World Summit for Children was a global meeting of heads of state and government convened at the United Nations General Assembly in New York City on 29–30 September 1990 to address child welfare issues. The summit produced a high-profile political commitment, mobilizing multilateral institutions such as the United Nations Children's Fund, the World Health Organization, the United Nations Development Programme, and the World Bank alongside regional bodies. It set time-bound targets influencing subsequent multilateral frameworks including the Convention on the Rights of the Child and the Millennium Summit agendas.

Background and Objectives

The summit emerged from negotiations among Boutros Boutros-Ghali-era United Nations offices, regional commissions such as the Economic Commission for Latin America and the Caribbean and the Economic and Social Commission for Asia and the Pacific, and advocacy by non-governmental organizations like Save the Children, World Vision International, and International Save the Children Alliance. Post-Cold War diplomatic shifts involving actors such as Mikhail Gorbachev and the leadership of George H. W. Bush enabled a consensus-setting conference similar in political intent to the United Nations Conference on Environment and Development and the International Conference on Population and Development. Objectives focused on measurable improvements aligned with policy instruments used by the World Bank Group and technical assistance modalities of the United Nations Children's Fund.

Declaration and Goals

Leaders adopted the World Declaration on the Survival, Protection and Development of Children and a Plan of Action, reflecting targets comparable to later commitments under the Convention on the Rights of the Child and echoing language from the Universal Declaration of Human Rights and the Convention on the Elimination of All Forms of Discrimination Against Women. The Plan of Action set quantified goals for reduction of mortality and morbidity, expanded immunization aligning with Global Polio Eradication Initiative strategies, nutrition interventions reminiscent of Protein-Energy Malnutrition programs, and access initiatives similar to those pursued by UNICEF in partnership with United Nations Development Programme and World Health Organization regional offices such as PAHO.
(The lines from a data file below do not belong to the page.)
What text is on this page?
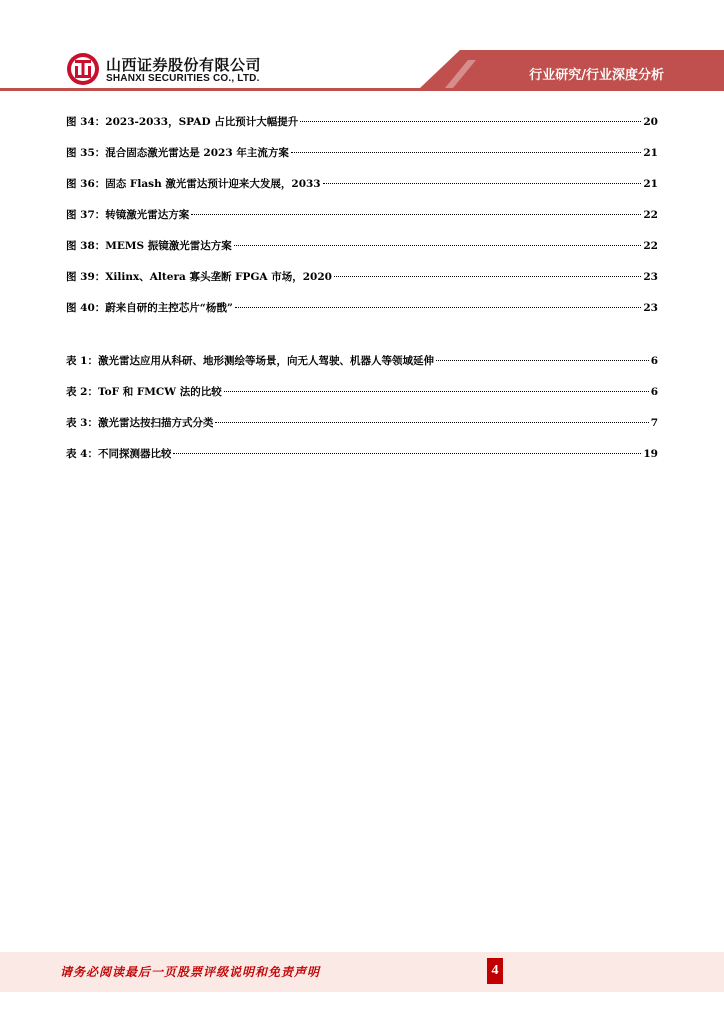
山西证券股份有限公司
SHANXI SECURITIES CO., LTD.	行业研究/行业深度分析
图 34： 2023-2033，SPAD 占比预计大幅提升	20
图 35： 混合固态激光雷达是 2023 年主流方案	21
图 36： 固态 Flash 激光雷达预计迎来大发展，2033	21
图 37： 转镜激光雷达方案	22
图 38： MEMS 振镜激光雷达方案	22
图 39： Xilinx、Altera 寡头垄断 FPGA 市场，2020	23
图 40： 蔚来自研的主控芯片“杨戬”	23
表 1： 激光雷达应用从科研、地形测绘等场景，向无人驾驶、机器人等领域延伸	6
表 2： ToF 和 FMCW 法的比较	6
表 3： 激光雷达按扫描方式分类	7
表 4： 不同探测器比较	19
请务必阅读最后一页股票评级说明和免责声明	4
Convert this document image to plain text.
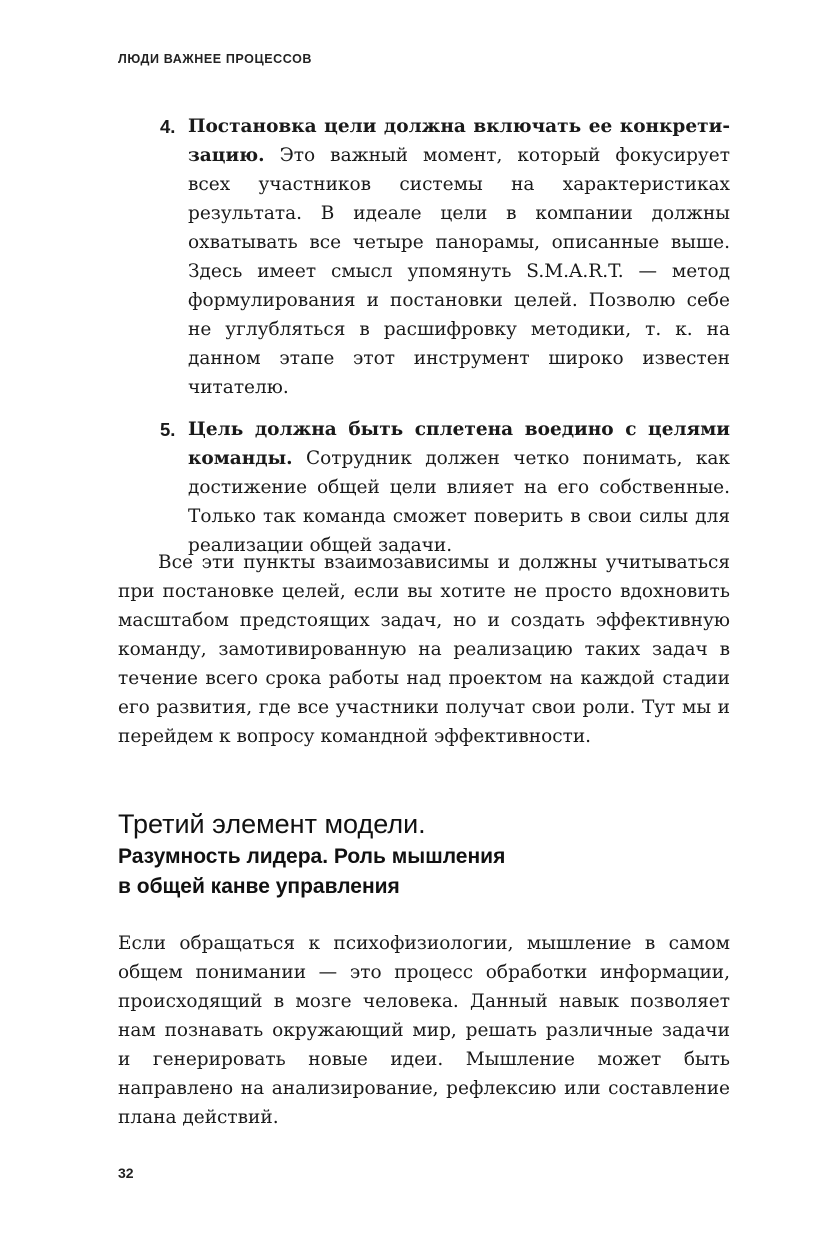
ЛЮДИ ВАЖНЕЕ ПРОЦЕССОВ
4. Постановка цели должна включать ее конкрети-зацию. Это важный момент, который фокусирует всех участников системы на характеристиках результата. В идеале цели в компании должны охватывать все четыре панорамы, описанные выше. Здесь имеет смысл упомянуть S.M.A.R.T. — метод формулирования и постановки целей. Позволю себе не углубляться в расшифровку методики, т. к. на данном этапе этот инструмент широко известен читателю.
5. Цель должна быть сплетена воедино с целями команды. Сотрудник должен четко понимать, как достижение общей цели влияет на его собственные. Только так команда сможет поверить в свои силы для реализации общей задачи.

Все эти пункты взаимозависимы и должны учитываться при постановке целей, если вы хотите не просто вдохновить масштабом предстоящих задач, но и создать эффективную команду, замотивированную на реализацию таких задач в течение всего срока работы над проектом на каждой стадии его развития, где все участники получат свои роли. Тут мы и перейдем к вопросу командной эффективности.

Третий элемент модели.
Разумность лидера. Роль мышления
в общей канве управления

Если обращаться к психофизиологии, мышление в самом общем понимании — это процесс обработки информации, происходящий в мозге человека. Данный навык позволяет нам познавать окружающий мир, решать различные задачи и генерировать новые идеи. Мышление может быть направлено на анализирование, рефлексию или составление плана действий.

32
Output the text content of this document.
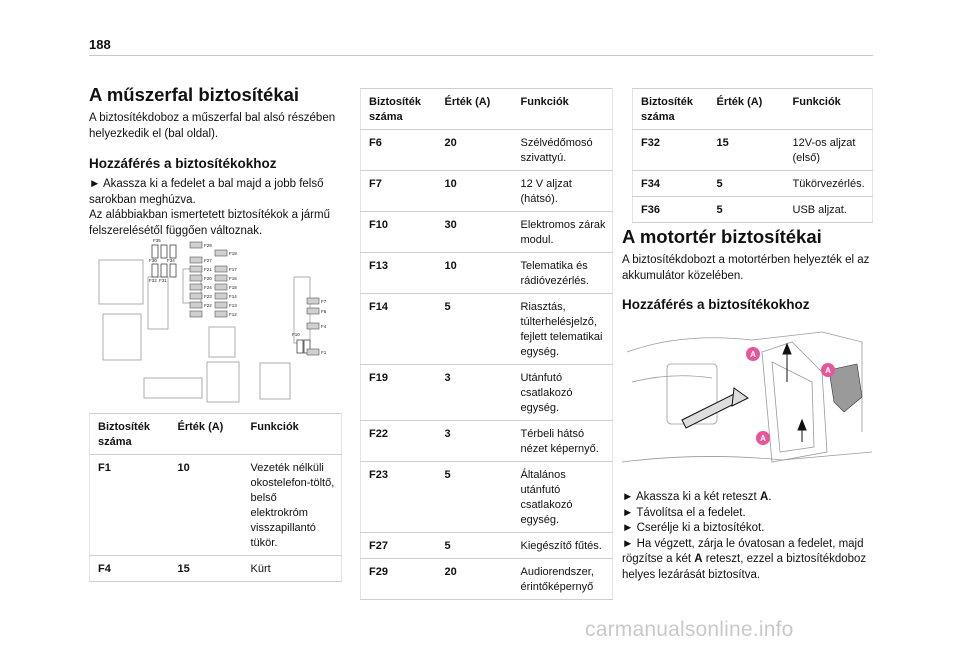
188
A műszerfal biztosítékai

A biztosítékdoboz a műszerfal bal alsó részében helyezkedik el (bal oldal).

Hozzáférés a biztosítékokhoz

► Akassza ki a fedelet a bal majd a jobb felső sarokban meghúzva.

Az alábbiakban ismertetett biztosítékok a jármű felszerelésétől függően változnak.

F35
F30 F34
F32 F31
F29
F19
F27
F21	F17
F20	F16
F24	F18
F23	F14
F22	F13
F12
F7
F6
F4
F10
F1
Biztosíték száma	Érték (A)	Funkciók
F1	10	Vezeték nélküli okostelefon-töltő, belső elektrokróm visszapillantó tükör.
F4	15	Kürt
Biztosíték száma	Érték (A)	Funkciók
F6	20	Szélvédőmosó szivattyú.
F7	10	12 V aljzat (hátsó).
F10	30	Elektromos zárak modul.
F13	10	Telematika és rádióvezérlés.
F14	5	Riasztás, túlterhelésjelző, fejlett telematikai egység.
F19	3	Utánfutó csatlakozó egység.
F22	3	Térbeli hátsó nézet képernyő.
F23	5	Általános utánfutó csatlakozó egység.
F27	5	Kiegészítő fűtés.
F29	20	Audiorendszer, érintőképernyő
Biztosíték száma	Érték (A)	Funkciók
F32	15	12V-os aljzat (első)
F34	5	Tükörvezérlés.
F36	5	USB aljzat.
A motortér biztosítékai

A biztosítékdobozt a motortérben helyezték el az akkumulátor közelében.

Hozzáférés a biztosítékokhoz
A
A
A

► Akassza ki a két reteszt A.

► Távolítsa el a fedelet.

► Cserélje ki a biztosítékot.

► Ha végzett, zárja le óvatosan a fedelet, majd rögzítse a két A reteszt, ezzel a biztosítékdoboz helyes lezárását biztosítva.

carmanualsonline.info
Participating Countries and Organizations

Head-of-state delegations included representatives from major states such as United States, United Kingdom, France, Soviet Union, China, India, Brazil, Nigeria, Japan, and Germany as well as lower-income states from Mozambique, Bangladesh, Haiti, and Nepal. International organizations participating included the United Nations, UNICEF, WHO, the World Bank, the International Monetary Fund, and regional development banks like the Asian Development Bank and the African Development Bank. Prominent NGOs and philanthropic actors such as The Carter Center, Bill & Melinda Gates Foundation, International Committee of the Red Cross, and civil society coalitions contributed to preparatory documents and advocacy.

Key Programs and Commitments

Commitments emphasized immunization campaigns paralleling the Expanded Programme on Immunization, nutrition initiatives connected to World Food Programme operations, breastfeeding promotion consistent with WHO and UNICEF policies, and maternal-child health services aligned with interventions championed by United Nations Population Fund. Specific programmatic pledges included eradication and control targets akin to the Global Polio Eradication Initiative and reduction targets influencing later Millennium Development Goals child-health indicators. Financing commitments referenced instruments used by the World Bank and bilateral donors such as United Kingdom Department for International Development and United States Agency for International Development.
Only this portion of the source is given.